A new report on credit access and affordability by the Urban Institute’s Housing Finance Policy Center commissioned by Down Payment Resource and Freddie Mac shows how many homebuyers could have taken advantage of down payment assistance and other affordable lending programs in 2016.
The Barriers to Homeownership: Down Payments, Credit Access, and Affordability report provides data and commentary on three significant barriers to homeownership: saving for a down payment, accessing mortgage credit and housing affordability.
The report also offers information about down payment assistance programs which can help borrowers overcome that barrier. It includes an interactive map of the U.S. which allows users to compare 16 housing market factors, including homeownership programs, between states.
- The report analyzes the percentage of 2016 purchase mortgage originations that would have been eligible for potential down payment assistance programs. In New York City, for example, on average, homebuyers are eligible for eight homeownership programs with an average assistance of $13,484.

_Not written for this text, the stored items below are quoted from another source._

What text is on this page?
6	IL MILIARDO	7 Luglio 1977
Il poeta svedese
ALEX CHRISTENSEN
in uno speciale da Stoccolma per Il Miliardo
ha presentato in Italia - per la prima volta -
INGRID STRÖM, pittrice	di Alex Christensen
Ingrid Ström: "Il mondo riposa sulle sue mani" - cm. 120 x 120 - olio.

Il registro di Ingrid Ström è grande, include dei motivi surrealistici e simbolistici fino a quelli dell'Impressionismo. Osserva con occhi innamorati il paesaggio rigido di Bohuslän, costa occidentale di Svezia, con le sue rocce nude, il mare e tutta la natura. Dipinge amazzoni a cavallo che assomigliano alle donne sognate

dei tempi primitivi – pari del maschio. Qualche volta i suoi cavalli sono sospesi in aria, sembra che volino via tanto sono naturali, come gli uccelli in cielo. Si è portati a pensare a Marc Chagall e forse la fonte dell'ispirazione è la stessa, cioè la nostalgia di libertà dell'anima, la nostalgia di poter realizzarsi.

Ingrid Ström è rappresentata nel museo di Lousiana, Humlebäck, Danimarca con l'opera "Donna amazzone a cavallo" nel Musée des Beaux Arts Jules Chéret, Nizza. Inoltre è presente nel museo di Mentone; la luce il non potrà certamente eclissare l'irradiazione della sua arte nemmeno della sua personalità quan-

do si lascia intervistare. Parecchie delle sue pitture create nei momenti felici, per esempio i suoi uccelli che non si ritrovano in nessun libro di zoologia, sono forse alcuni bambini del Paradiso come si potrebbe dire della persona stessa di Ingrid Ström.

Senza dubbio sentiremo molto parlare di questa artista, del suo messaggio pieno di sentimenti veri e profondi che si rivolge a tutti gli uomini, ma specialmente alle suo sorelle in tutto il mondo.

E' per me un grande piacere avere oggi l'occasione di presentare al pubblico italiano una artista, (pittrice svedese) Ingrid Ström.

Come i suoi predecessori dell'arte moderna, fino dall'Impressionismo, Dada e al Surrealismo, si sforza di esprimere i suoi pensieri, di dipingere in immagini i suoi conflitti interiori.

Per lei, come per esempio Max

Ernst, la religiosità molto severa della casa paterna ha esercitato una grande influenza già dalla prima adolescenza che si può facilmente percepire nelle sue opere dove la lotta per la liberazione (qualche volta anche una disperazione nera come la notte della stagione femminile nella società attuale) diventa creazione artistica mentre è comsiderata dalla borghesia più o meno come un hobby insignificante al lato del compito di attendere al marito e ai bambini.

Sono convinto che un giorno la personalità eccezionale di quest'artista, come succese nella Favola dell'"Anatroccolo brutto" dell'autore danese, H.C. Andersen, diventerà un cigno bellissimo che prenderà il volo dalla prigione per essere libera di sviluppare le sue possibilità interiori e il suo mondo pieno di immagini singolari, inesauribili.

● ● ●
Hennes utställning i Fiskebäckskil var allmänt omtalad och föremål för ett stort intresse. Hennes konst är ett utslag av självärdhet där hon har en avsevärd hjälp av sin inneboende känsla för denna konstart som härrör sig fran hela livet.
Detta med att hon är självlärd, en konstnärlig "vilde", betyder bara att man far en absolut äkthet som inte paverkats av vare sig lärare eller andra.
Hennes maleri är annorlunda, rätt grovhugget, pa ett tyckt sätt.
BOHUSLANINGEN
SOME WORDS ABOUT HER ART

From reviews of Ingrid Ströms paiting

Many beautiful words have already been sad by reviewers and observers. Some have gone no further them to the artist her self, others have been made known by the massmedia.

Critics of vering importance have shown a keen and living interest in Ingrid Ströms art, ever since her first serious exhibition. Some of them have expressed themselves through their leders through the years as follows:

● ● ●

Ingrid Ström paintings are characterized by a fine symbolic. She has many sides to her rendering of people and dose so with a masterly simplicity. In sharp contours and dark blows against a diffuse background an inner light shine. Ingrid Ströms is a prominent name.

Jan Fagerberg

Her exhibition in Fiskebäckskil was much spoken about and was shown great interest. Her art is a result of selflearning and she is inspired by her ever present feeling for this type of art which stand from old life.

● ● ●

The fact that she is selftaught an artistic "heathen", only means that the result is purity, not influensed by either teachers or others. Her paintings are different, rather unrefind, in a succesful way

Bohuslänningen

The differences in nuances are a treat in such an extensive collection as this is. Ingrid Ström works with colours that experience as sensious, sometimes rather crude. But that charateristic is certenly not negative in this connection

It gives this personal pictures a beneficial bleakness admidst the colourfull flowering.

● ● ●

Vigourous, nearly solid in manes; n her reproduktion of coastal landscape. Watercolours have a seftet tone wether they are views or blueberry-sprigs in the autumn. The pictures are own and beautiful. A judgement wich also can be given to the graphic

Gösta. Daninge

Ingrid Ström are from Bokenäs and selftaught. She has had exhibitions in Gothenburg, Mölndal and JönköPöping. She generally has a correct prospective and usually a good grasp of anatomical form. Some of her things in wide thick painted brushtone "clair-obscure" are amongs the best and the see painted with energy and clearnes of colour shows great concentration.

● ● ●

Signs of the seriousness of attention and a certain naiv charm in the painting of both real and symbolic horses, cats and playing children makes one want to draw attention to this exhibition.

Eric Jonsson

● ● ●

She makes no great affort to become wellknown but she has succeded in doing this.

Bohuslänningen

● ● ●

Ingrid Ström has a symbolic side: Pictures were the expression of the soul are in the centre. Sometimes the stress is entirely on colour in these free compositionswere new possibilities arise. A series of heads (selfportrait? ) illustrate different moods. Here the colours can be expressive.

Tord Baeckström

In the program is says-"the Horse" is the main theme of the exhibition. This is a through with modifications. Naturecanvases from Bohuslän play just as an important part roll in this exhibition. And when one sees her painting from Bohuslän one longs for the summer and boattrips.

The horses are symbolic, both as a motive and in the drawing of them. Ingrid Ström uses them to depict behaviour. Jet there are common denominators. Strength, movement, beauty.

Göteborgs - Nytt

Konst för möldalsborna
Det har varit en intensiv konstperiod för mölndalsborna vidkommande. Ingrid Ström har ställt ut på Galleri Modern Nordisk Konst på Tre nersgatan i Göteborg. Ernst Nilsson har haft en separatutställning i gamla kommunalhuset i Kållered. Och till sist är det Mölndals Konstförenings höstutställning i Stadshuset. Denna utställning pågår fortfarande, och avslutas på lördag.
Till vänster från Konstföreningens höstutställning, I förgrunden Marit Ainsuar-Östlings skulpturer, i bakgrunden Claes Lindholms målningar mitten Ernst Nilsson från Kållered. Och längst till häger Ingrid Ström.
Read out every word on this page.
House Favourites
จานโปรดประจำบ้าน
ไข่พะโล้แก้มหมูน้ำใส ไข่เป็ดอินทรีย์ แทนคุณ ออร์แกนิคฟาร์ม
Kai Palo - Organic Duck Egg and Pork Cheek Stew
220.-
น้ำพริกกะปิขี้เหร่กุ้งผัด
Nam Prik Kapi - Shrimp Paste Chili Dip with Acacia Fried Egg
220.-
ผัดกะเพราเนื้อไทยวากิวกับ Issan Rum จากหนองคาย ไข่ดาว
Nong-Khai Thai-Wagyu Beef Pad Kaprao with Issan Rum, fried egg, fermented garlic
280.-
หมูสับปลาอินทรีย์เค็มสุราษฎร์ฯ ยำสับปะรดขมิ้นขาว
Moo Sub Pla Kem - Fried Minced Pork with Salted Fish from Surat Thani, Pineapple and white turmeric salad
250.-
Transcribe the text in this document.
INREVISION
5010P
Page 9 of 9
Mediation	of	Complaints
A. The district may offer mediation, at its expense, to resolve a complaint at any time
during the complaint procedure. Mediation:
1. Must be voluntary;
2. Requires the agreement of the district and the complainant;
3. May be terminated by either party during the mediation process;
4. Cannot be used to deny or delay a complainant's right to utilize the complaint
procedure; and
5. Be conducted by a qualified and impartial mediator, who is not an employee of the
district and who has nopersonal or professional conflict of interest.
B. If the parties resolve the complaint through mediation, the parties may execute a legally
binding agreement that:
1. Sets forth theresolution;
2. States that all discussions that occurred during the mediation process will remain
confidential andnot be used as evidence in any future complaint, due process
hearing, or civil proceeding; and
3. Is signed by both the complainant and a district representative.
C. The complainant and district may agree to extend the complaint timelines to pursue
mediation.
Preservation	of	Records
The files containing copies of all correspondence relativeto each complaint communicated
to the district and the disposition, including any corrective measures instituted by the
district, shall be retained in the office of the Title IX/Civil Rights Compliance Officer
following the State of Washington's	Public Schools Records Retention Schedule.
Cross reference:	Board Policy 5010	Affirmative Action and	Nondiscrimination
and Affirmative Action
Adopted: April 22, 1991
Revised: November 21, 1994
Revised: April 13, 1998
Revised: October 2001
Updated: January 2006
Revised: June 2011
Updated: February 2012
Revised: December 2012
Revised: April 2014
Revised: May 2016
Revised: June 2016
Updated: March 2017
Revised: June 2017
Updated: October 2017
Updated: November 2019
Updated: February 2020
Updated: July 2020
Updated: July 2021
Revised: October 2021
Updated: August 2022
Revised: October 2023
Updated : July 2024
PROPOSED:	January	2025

- More than half of renters state the down payment is the leading obstacle to homeownership.
- The median credit score for mortgages has increased 20 points over the past decade.
- Home price appreciation in the past five years and the recent increase in mortgage rates has brought national affordability back down to historical levels. Nationally, owning a home with a mortgage is more affordable than renting.
- We need to increase these programs’ visibility to ensure borrowers know about the assistance they could be getting.
- Educating consumers about low–down payment mortgages and down payment assistance is critical to ensuring homeownership is available to more families.